The Companies and Intellectual Property Commission (CIPC) has introduced a new requirement for all South African companies to declare their compliance with specific sections of the Companies Act 2008 (Act) by completing and submitting a compliance checklist online.
By Madelein Burger, Elodie Maume, Cindy Leibowitz, Marina Hodgkinson at Webber Wentzel
The new requirement came into force on 1 January 2020 and requires companies to submit their compliance checklist before they can file their annual returns.
What is the purpose of the compliance checklist?
Whilst it is a requirement of the Act that companies file an annual return in the prescribed form within the prescribed period, neither the Act nor the regulations to the Act require companies to file a compliance checklist. This new requirement has been set by the CIPC. Companies have questioned the purpose of the compliance checklist and are concerned that compliance will be burdensome.
The stated purpose of the compliance checklist, according to the CIPC, is to ensure compliance with the mandatory requirements of the Act. The CIPC also states that the compliance checklist will serve as an educational tool for directors and company secretaries, in guiding them with regards to their responsibilities in terms of the Companies Act.
The checklist contains a list of 24 questions which a company is required to answer by “yes”, “no” or “not applicable”. A company is required to consider each question in relation to its business activities during the preceding calendar year. The list of questions can be found here. The questions do not provide any detail about the relevant sections of the Act and merely state the number of the sections. In addition, companies are not afforded the opportunity to provide commentary or an explanation for their answers. This would arguably hinder a company from answering a question in the negative. It is also unclear how the CIPC will assess answers from companies without the provision of any background information.
The usefulness of the checklist in its current format for purposes of monitoring compliance with the Act is questionable.
Who will need to complete a compliance checklist and by when does it need to be submitted to the CIPC?
The new requirement will apply to all personal liability, private, public, state-owned and non-profit companies. Companies will be required to complete and submit their compliance checklist before they can file their annual returns. Companies will therefore need to check when their annual return is due and put processes in place to make sure that their compliance checklist is submitted before this date.

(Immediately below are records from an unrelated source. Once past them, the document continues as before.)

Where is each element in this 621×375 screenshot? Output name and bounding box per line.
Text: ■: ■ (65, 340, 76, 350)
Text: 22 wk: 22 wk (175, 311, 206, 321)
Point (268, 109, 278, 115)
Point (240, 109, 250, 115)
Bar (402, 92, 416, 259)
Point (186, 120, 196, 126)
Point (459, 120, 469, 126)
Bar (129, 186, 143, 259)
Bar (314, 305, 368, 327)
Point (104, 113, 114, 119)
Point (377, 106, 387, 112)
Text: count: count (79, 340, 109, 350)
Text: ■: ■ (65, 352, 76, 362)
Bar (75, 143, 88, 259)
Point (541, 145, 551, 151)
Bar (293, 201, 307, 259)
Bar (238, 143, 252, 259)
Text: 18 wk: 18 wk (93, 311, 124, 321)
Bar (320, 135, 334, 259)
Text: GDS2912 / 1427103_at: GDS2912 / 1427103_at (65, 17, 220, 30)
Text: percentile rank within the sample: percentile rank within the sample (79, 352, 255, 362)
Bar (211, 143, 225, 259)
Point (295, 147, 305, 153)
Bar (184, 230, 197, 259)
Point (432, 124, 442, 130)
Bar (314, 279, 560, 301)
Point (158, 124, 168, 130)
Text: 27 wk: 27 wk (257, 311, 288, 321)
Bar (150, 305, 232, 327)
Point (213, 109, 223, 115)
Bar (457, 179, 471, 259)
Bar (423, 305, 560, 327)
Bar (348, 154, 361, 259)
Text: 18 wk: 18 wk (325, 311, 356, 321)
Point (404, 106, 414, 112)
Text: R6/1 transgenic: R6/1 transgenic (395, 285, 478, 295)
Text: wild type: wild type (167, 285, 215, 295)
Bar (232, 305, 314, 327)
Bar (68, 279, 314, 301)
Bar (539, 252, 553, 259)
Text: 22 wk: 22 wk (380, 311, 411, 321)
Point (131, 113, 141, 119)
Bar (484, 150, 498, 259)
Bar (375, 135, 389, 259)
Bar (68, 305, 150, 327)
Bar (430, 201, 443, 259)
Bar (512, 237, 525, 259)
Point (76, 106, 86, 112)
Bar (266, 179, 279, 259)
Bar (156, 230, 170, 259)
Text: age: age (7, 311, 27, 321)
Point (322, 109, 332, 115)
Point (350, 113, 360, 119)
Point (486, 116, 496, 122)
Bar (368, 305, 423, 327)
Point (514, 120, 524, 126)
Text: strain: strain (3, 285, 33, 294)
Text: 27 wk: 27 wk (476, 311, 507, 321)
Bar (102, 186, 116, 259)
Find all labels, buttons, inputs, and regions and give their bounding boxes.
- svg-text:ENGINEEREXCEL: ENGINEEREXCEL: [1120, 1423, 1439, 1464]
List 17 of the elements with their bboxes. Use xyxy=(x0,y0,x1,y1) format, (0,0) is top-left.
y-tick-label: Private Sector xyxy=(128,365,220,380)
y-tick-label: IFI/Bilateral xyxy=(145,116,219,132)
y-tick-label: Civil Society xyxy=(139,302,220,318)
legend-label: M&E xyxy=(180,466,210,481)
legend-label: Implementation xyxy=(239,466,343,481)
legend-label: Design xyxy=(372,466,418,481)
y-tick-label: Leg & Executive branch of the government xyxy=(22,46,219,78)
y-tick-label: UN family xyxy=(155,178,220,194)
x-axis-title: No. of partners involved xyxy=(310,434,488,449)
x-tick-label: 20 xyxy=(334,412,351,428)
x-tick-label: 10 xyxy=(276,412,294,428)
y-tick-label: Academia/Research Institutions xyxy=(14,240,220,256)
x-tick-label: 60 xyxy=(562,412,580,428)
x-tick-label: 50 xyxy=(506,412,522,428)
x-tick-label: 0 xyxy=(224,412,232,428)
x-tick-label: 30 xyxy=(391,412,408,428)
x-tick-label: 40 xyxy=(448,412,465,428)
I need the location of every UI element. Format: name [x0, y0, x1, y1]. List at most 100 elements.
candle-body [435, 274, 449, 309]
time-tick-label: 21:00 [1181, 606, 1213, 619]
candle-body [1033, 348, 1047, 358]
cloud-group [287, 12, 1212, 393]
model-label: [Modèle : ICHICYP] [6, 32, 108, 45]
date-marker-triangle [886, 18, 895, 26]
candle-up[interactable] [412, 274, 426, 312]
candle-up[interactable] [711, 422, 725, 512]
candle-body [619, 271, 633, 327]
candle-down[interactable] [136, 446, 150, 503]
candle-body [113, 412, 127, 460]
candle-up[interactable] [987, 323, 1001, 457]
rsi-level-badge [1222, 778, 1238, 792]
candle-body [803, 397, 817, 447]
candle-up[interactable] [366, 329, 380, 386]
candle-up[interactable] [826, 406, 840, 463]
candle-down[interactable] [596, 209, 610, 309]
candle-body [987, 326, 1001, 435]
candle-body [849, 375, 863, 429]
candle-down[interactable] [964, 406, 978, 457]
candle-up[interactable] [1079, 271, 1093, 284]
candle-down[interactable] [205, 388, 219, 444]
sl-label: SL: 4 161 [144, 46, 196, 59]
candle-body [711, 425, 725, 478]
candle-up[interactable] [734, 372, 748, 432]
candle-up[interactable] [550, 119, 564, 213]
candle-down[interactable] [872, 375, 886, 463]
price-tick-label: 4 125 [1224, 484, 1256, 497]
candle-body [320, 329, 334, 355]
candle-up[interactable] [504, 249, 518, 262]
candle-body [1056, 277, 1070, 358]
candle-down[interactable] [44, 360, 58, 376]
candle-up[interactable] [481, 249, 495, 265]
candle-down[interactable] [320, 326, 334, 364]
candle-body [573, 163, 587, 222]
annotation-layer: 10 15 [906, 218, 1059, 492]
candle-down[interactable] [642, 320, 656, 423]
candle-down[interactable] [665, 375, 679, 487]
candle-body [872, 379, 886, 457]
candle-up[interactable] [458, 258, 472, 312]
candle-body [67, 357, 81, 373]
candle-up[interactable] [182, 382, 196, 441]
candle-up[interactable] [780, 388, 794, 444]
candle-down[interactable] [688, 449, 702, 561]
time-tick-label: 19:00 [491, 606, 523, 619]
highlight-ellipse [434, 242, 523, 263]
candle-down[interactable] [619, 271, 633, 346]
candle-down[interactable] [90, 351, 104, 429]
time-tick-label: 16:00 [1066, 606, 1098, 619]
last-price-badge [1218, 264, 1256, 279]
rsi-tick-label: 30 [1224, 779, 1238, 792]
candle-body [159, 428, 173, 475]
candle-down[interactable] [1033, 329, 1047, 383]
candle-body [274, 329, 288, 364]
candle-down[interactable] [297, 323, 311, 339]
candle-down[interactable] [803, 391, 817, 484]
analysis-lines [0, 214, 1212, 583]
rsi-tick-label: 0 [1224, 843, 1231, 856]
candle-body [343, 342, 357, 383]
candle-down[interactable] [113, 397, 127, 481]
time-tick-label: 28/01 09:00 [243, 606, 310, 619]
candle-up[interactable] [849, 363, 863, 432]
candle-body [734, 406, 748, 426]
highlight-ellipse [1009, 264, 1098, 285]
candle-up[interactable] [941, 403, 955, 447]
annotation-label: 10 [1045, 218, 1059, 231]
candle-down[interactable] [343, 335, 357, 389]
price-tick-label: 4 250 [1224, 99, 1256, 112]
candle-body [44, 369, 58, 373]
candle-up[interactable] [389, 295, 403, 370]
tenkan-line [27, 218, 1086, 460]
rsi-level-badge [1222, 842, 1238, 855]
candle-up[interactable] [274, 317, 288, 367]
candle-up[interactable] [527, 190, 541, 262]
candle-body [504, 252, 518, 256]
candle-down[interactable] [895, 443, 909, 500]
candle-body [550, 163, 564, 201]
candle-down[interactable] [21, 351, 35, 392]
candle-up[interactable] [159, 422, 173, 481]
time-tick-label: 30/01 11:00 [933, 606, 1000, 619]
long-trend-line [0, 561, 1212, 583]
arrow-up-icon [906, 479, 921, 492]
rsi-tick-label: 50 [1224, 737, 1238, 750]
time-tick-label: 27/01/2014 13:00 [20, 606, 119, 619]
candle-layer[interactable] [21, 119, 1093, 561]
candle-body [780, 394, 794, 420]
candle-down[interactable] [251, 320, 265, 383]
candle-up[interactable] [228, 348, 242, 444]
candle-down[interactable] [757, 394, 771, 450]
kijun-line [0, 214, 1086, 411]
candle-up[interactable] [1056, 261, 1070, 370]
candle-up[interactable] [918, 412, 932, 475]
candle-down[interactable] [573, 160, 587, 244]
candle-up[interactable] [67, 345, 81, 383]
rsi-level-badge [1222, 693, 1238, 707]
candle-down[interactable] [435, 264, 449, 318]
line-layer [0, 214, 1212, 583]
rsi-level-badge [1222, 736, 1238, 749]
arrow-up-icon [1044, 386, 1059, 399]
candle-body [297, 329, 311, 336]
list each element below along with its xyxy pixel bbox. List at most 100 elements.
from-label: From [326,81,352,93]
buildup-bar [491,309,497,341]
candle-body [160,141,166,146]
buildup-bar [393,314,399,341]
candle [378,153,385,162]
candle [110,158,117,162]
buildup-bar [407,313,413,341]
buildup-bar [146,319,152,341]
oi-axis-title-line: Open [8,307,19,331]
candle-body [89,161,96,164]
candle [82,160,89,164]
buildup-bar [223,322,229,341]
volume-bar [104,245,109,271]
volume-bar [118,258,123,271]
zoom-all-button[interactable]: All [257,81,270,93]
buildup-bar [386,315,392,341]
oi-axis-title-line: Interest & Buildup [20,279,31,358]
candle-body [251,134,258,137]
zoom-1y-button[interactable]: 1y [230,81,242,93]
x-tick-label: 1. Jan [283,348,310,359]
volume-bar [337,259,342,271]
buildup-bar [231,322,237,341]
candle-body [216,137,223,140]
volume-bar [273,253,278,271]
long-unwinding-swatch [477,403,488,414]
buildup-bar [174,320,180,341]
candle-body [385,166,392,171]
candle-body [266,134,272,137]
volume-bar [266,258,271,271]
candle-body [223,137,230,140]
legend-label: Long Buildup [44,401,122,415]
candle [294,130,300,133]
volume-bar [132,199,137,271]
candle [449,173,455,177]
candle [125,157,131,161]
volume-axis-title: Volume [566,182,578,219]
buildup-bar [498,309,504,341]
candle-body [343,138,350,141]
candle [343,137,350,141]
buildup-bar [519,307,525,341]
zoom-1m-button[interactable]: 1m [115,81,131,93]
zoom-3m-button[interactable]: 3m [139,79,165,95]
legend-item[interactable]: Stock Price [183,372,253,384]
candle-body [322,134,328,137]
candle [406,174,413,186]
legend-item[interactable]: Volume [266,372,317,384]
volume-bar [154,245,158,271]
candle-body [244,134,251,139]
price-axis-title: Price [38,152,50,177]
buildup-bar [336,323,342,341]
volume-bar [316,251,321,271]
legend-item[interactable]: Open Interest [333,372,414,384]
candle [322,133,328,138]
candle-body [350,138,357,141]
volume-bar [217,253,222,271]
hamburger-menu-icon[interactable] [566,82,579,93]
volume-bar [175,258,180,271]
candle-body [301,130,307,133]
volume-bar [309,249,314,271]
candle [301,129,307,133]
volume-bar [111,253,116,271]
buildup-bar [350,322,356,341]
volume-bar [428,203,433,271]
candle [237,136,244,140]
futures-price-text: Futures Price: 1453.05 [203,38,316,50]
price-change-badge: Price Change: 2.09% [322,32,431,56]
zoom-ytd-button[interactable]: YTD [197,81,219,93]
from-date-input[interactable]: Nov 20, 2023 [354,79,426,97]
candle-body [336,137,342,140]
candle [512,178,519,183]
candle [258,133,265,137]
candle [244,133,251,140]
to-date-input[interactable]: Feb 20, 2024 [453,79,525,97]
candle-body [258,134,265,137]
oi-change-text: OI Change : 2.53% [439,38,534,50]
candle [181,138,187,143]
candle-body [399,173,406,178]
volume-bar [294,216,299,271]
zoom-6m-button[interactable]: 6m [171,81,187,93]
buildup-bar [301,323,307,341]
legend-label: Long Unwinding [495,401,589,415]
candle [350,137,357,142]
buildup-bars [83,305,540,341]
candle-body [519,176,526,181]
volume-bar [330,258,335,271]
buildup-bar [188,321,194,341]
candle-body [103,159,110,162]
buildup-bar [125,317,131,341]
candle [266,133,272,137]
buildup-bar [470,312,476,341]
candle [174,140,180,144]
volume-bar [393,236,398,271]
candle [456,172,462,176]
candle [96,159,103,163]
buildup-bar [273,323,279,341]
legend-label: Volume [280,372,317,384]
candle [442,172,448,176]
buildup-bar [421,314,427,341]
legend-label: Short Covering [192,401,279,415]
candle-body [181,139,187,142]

The timing for filing of the compliance checklist gives rise to some practical challenges. Annual returns must be filed within 30 business days after the anniversary date of the company’s date of incorporation, together with a copy of the company’s annual financial statements or financial accountability statements, as the case may be. The financial statements submitted with the annual return normally represent the financial position of the previous financial year (as a company’s financial year-end does not necessarily coincide with the date of filing of its annual return). This could lead to a mismatch in financial and compliance reporting periods and requires clarification from the CIPC.
What are the consequences of not submitting the compliance checklist?
The CIPC intends to utilise the compliance checklist to monitor and regulate proper compliance with the Act and has stated that if it identifies trends of non-compliance, it will “act accordingly”. It is unclear what “act accordingly” will entail.
The CIPC had originally indicated that if a company fails to complete the compliance checklist, it will not be able to submit its annual returns. Failure by a company to file its annual return results in the company incurring penalties, and eventual de-registration (if annual returns have not been completed for two consecutive years).
However, the compliance checklist e-service available on the CIPC website has not (yet) been linked to the e-service for filing of annual returns. Companies are therefore still able to file their annual returns without filing their compliance checklist first. Accordingly, it is unclear how the CIPC will stop companies from filing their annual returns without filing their compliance checklist first.
What are the consequences of submitting incorrect information in the compliance checklist?
Where a person knowingly provides incorrect information to the CIPC in completing the compliance checklist, then such person commits an offence in terms of the Act and could be liable to a fine or to imprisonment for up to 12 months or to both a fine and imprisonment.
The Act defines the term “knowingly” very broadly. It not only includes actual knowledge but also where a person reasonably ought to have investigated the matter to an extent that would have provided the person with actual knowledge or take other measures which, if taken, would reasonably be expected to have provided the person with actual knowledge of the matter.
In light of the broad definition of the term “knowingly”, a person may be held liable for negligently or accidentally completing the compliance checklist incorrectly.
Ensuring accurate completion of the checklist may prove to be somewhat challenging when one considers that the checklist covers an extensive portion of the Act and regulations to the Act. From a practical perspective, completion of the checklist will require input from various officers at the company, from the directors to the company secretary (if the company has appointed one) and accountants or auditors.
It is therefore essential for businesses and their officers to have a working knowledge and reasonable understanding of the Act and regulations to the Act and to put processes in place to check for compliance. If a company does not have internal resources to do this, they may need to hire the services of a suitably qualified professional. If you do not have a working knowledge or reasonable understanding of the Act, you may experience difficulty in completing the checklist.
The proposed format of the compliance checklist issued by the CIPC is very vague and requires further clarification from the CIPC. In the meantime, companies must apply their mind carefully when completing the checklist to avoid sanctions for non-compliance. Webber Wentzel is working on a guide to assist it in advising companies in ensuring compliance with these new requirements.